Upgrade services that require quorums

We are trying to upgrade an rabbit cluster that is built as a single service in Rancher (1.0.1). We have an appropriate health check in place and are using batch size of 1 and an “in place” upgrade.

The behavior we’d like/expect to see is that each container gets a healthy replacement before continuing.

The behavior we are seeing is that only a single container in healthy is kept around, and while containers are in the “initializing” state, the upgrade continues on. Therefore, we lose quorum as the cluster goes down to one node during upgrade.

I spoke to @vincent on IRC yesterday and apparently upgrade does not support health checks… only interval and batchSize

I’d love for the ability to do batch upgrades based on health status + timeout rather than an interval. I think i’ve raised this before. But I’m wondering if this solves both the quorum and “zero-downtime” deploy idea. I’ve been noodling on how I might like my upgrade procedure to go. Something like:

  • Start an upgrade with batch size of 2 and timeout of 300 seconds.
  • Start two new containers.
  • If timeout hit go to next batch (or maybe fail upgrade?)
  • Once batch is healthy, proceed.
  • Continue batch (stop containers from first batch and start new batch).

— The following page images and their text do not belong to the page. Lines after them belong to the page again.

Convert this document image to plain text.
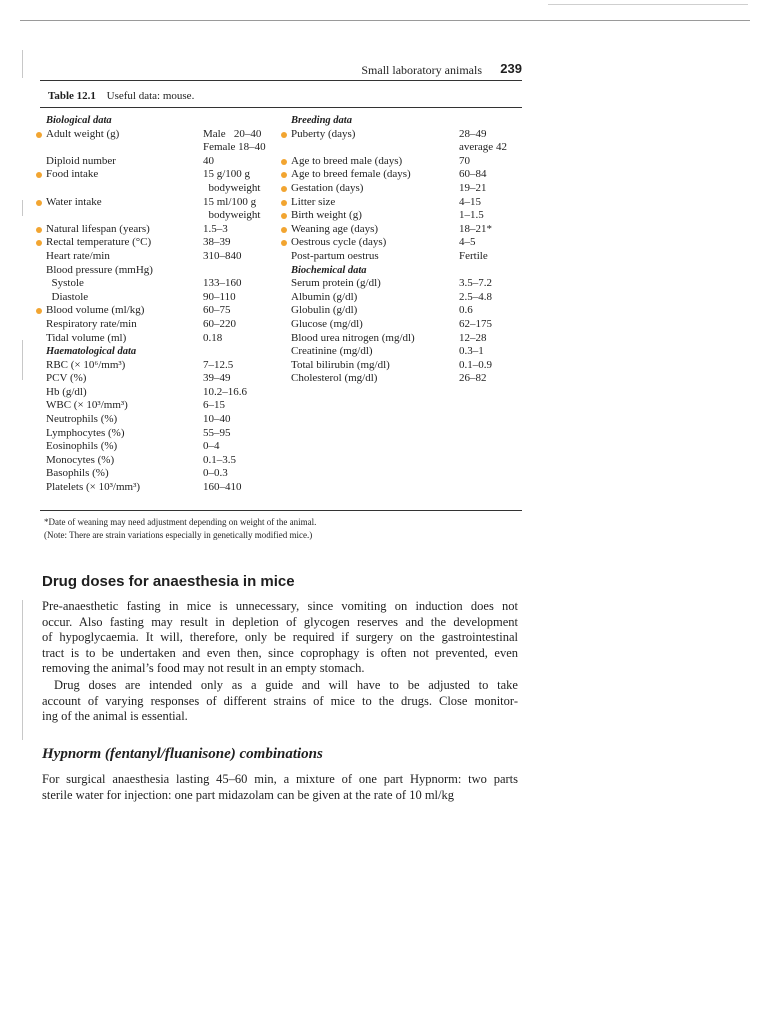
Small laboratory animals 239
Table 12.1 Useful data: mouse.
Biological data
Adult weight (g)	Male   20–40
Female 18–40
Diploid number	40
Food intake	15 g/100 g
bodyweight
Water intake	15 ml/100 g
bodyweight
Natural lifespan (years)	1.5–3
Rectal temperature (°C)	38–39
Heart rate/min	310–840
Blood pressure (mmHg)
Systole	133–160
Diastole	90–110
Blood volume (ml/kg)	60–75
Respiratory rate/min	60–220
Tidal volume (ml)	0.18
Haematological data
RBC (× 10⁶/mm³)	7–12.5
PCV (%)	39–49
Hb (g/dl)	10.2–16.6
WBC (× 10³/mm³)	6–15
Neutrophils (%)	10–40
Lymphocytes (%)	55–95
Eosinophils (%)	0–4
Monocytes (%)	0.1–3.5
Basophils (%)	0–0.3
Platelets (× 10³/mm³)	160–410
Breeding data
Puberty (days)	28–49
average 42
Age to breed male (days)	70
Age to breed female (days)	60–84
Gestation (days)	19–21
Litter size	4–15
Birth weight (g)	1–1.5
Weaning age (days)	18–21*
Oestrous cycle (days)	4–5
Post-partum oestrus	Fertile
Biochemical data
Serum protein (g/dl)	3.5–7.2
Albumin (g/dl)	2.5–4.8
Globulin (g/dl)	0.6
Glucose (mg/dl)	62–175
Blood urea nitrogen (mg/dl)	12–28
Creatinine (mg/dl)	0.3–1
Total bilirubin (mg/dl)	0.1–0.9
Cholesterol (mg/dl)	26–82
*Date of weaning may need adjustment depending on weight of the animal.
(Note: There are strain variations especially in genetically modified mice.)
Drug doses for anaesthesia in mice
Pre-anaesthetic fasting in mice is unnecessary, since vomiting on induction does not
occur. Also fasting may result in depletion of glycogen reserves and the development
of hypoglycaemia. It will, therefore, only be required if surgery on the gastrointestinal
tract is to be undertaken and even then, since coprophagy is often not prevented, even
removing the animal’s food may not result in an empty stomach.
Drug doses are intended only as a guide and will have to be adjusted to take
account of varying responses of different strains of mice to the drugs. Close monitor-
ing of the animal is essential.
Hypnorm (fentanyl/fluanisone) combinations
For surgical anaesthesia lasting 45–60 min, a mixture of one part Hypnorm: two parts
sterile water for injection: one part midazolam can be given at the rate of 10 ml/kg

@andyshinn I don’t believe there is a Github issue for this enhancement, so please feel free to make one.

As @topper SA I’d it doesn’t exist today, but I basically agree…

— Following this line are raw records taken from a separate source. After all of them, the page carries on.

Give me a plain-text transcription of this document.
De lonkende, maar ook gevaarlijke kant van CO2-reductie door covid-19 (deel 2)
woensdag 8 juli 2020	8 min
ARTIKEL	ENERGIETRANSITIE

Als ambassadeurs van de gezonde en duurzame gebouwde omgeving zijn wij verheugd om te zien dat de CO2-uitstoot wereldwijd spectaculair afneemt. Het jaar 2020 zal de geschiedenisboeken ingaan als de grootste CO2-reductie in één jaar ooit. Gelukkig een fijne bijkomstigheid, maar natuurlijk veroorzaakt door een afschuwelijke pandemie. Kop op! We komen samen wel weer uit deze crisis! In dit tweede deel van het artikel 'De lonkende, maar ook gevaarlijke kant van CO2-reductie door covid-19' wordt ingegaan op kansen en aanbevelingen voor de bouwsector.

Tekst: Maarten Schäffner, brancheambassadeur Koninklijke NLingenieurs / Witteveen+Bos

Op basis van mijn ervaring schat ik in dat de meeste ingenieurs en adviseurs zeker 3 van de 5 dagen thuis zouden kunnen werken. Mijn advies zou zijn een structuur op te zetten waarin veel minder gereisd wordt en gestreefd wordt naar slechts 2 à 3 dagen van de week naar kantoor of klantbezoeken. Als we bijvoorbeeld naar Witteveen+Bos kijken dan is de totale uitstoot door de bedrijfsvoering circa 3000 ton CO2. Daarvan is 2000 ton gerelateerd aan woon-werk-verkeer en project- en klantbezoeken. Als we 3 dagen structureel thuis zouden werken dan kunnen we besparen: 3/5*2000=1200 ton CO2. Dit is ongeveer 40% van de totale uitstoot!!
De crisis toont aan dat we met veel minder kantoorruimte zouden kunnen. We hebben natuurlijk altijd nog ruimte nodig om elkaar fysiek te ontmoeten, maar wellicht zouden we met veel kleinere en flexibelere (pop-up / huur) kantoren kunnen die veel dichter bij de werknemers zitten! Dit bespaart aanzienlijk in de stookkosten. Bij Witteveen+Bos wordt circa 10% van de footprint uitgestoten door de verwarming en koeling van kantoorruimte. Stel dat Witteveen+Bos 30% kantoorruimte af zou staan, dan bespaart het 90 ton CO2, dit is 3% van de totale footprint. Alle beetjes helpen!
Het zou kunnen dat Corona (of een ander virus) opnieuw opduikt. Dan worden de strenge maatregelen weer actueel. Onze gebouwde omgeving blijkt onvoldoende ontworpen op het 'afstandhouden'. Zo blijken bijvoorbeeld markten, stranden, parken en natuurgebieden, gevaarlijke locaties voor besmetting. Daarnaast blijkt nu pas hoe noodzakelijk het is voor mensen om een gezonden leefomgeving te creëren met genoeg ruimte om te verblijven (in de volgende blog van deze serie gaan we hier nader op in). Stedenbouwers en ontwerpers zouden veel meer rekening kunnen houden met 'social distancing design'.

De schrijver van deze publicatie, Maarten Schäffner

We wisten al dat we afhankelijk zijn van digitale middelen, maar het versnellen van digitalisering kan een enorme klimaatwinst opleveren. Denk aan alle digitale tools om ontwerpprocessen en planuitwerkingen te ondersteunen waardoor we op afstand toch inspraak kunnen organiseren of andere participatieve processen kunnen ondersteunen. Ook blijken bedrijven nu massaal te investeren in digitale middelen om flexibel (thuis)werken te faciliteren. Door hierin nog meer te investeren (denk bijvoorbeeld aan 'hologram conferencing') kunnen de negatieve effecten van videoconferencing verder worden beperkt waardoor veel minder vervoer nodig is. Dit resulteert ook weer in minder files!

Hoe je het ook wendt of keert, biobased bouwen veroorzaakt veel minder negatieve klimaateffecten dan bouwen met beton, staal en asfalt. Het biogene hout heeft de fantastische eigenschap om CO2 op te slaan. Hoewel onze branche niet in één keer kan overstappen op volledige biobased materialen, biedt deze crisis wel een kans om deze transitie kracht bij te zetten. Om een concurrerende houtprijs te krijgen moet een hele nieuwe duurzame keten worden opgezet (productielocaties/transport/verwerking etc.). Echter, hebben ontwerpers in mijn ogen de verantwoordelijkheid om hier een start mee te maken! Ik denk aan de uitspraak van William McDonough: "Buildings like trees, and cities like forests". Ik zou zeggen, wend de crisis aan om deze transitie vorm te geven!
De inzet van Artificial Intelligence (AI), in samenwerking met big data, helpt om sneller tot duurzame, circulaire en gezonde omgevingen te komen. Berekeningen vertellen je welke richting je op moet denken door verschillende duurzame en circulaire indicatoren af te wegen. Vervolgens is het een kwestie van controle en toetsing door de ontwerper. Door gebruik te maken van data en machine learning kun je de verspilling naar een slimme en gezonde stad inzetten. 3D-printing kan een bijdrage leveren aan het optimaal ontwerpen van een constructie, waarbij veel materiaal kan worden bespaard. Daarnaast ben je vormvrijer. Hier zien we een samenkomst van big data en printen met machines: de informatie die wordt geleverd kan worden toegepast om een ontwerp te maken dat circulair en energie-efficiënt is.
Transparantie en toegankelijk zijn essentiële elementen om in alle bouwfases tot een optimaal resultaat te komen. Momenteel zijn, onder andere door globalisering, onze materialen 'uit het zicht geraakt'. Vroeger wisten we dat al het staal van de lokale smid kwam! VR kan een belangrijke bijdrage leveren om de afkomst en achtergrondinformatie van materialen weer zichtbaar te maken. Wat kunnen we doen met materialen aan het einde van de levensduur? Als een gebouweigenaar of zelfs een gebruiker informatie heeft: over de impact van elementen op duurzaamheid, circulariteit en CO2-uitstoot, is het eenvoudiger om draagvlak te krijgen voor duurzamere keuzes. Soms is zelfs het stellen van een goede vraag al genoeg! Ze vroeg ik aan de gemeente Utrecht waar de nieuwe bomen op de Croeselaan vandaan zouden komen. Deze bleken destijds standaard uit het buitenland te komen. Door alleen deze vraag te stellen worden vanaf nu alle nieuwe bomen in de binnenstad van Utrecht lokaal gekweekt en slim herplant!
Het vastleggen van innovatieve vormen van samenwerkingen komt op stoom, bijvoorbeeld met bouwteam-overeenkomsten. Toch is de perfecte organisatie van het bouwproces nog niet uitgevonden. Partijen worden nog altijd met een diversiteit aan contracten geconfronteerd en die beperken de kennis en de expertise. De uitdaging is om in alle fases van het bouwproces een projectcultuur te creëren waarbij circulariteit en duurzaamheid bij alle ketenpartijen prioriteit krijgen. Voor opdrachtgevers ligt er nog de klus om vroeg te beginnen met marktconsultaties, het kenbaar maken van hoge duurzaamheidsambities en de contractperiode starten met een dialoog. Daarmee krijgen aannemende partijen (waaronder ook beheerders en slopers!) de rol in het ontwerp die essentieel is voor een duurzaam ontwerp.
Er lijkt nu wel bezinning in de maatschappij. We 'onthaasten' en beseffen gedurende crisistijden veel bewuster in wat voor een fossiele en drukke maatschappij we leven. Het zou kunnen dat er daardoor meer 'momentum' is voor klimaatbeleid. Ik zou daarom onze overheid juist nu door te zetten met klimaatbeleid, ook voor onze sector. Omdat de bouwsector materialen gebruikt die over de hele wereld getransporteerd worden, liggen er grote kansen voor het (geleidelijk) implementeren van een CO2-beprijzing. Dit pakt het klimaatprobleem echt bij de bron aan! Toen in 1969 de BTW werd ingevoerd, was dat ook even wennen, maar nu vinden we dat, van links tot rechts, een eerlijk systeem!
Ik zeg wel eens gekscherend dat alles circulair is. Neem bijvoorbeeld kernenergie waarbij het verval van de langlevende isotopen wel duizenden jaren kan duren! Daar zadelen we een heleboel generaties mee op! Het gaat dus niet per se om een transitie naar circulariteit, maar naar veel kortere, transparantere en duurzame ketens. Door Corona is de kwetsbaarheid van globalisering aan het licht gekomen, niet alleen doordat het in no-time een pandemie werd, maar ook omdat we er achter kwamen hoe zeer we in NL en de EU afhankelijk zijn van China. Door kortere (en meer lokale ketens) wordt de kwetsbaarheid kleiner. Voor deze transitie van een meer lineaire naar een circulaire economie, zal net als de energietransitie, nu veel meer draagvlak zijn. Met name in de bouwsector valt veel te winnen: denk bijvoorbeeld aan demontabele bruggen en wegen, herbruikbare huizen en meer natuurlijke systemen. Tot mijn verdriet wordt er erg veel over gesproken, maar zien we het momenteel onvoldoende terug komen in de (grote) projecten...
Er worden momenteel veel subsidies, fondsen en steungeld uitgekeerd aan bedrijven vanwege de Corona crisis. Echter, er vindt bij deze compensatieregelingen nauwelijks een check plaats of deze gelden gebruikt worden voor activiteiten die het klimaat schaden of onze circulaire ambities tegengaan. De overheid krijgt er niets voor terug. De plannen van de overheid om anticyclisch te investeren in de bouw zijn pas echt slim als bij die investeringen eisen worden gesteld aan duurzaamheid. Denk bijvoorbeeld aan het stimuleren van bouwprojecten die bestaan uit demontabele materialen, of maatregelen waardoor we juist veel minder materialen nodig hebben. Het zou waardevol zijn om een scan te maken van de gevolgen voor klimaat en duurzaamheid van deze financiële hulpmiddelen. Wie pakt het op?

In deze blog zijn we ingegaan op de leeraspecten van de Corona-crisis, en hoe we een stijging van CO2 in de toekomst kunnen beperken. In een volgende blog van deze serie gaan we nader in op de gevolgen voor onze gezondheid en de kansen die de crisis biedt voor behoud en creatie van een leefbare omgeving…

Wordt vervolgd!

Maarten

  • I would definitely fail/stop if one didn’t come up, given that you’re trying to maintain quorum.
  • And service healthchecks already have an initializing timeout so I would just use that one rather than having as l separate batch timeout…

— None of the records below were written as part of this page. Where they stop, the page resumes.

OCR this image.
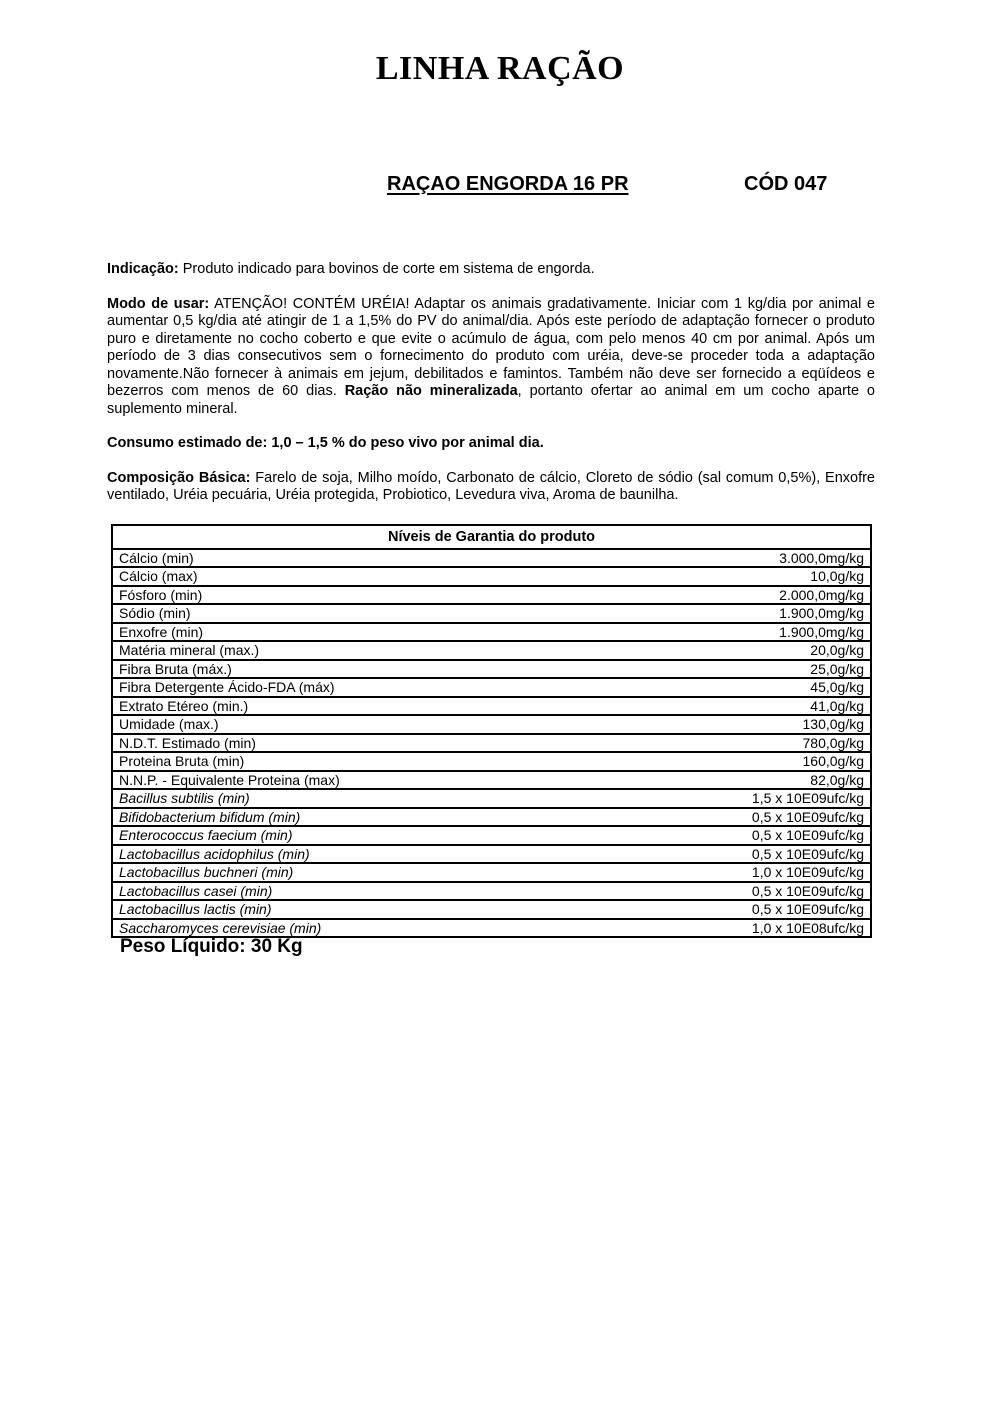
LINHA RAÇÃO
RAÇAO ENGORDA 16 PR	CÓD 047

Indicação: Produto indicado para bovinos de corte em sistema de engorda.

Modo de usar: ATENÇÃO! CONTÉM URÉIA! Adaptar os animais gradativamente. Iniciar com 1 kg/dia por animal e aumentar 0,5 kg/dia até atingir de 1 a 1,5% do PV do animal/dia. Após este período de adaptação fornecer o produto puro e diretamente no cocho coberto e que evite o acúmulo de água, com pelo menos 40 cm por animal. Após um período de 3 dias consecutivos sem o fornecimento do produto com uréia, deve-se proceder toda a adaptação novamente.Não fornecer à animais em jejum, debilitados e famintos. Também não deve ser fornecido a eqüídeos e bezerros com menos de 60 dias. Ração não mineralizada, portanto ofertar ao animal em um cocho aparte o suplemento mineral.

Consumo estimado de: 1,0 – 1,5 % do peso vivo por animal dia.

Composição Básica: Farelo de soja, Milho moído, Carbonato de cálcio, Cloreto de sódio (sal comum 0,5%), Enxofre ventilado, Uréia pecuária, Uréia protegida, Probiotico, Levedura viva, Aroma de baunilha.

Níveis de Garantia do produto	
Cálcio (min)	3.000,0mg/kg
Cálcio (max)	10,0g/kg
Fósforo (min)	2.000,0mg/kg
Sódio (min)	1.900,0mg/kg
Enxofre (min)	1.900,0mg/kg
Matéria mineral (max.)	20,0g/kg
Fibra Bruta (máx.)	25,0g/kg
Fibra Detergente Ácido-FDA (máx)	45,0g/kg
Extrato Etéreo (min.)	41,0g/kg
Umidade (max.)	130,0g/kg
N.D.T. Estimado (min)	780,0g/kg
Proteina Bruta (min)	160,0g/kg
N.N.P. - Equivalente Proteina (max)	82,0g/kg
Bacillus subtilis (min)	1,5 x 10E09ufc/kg
Bifidobacterium bifidum (min)	0,5 x 10E09ufc/kg
Enterococcus faecium (min)	0,5 x 10E09ufc/kg
Lactobacillus acidophilus (min)	0,5 x 10E09ufc/kg
Lactobacillus buchneri (min)	1,0 x 10E09ufc/kg
Lactobacillus casei (min)	0,5 x 10E09ufc/kg
Lactobacillus lactis (min)	0,5 x 10E09ufc/kg
Saccharomyces cerevisiae (min)	1,0 x 10E08ufc/kg

Peso Líquido: 30 Kg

This thread is a couple years old. Any changes in the status of this feature since then? I have a very similar requirement to OP (service that requires quorum) and so being able to sequence upgrades based on health check status would be a huge win.

As it stands, I’m stuck with a rather crappy option of using a huge --interval or huge initializing timeout, which makes upgrades needlessly slow, and also still doesn’t guarantee quorum, as the upgrade could fail and Rancher will still happily shutdown/restart all the remaining containers even if the first one fails to come up.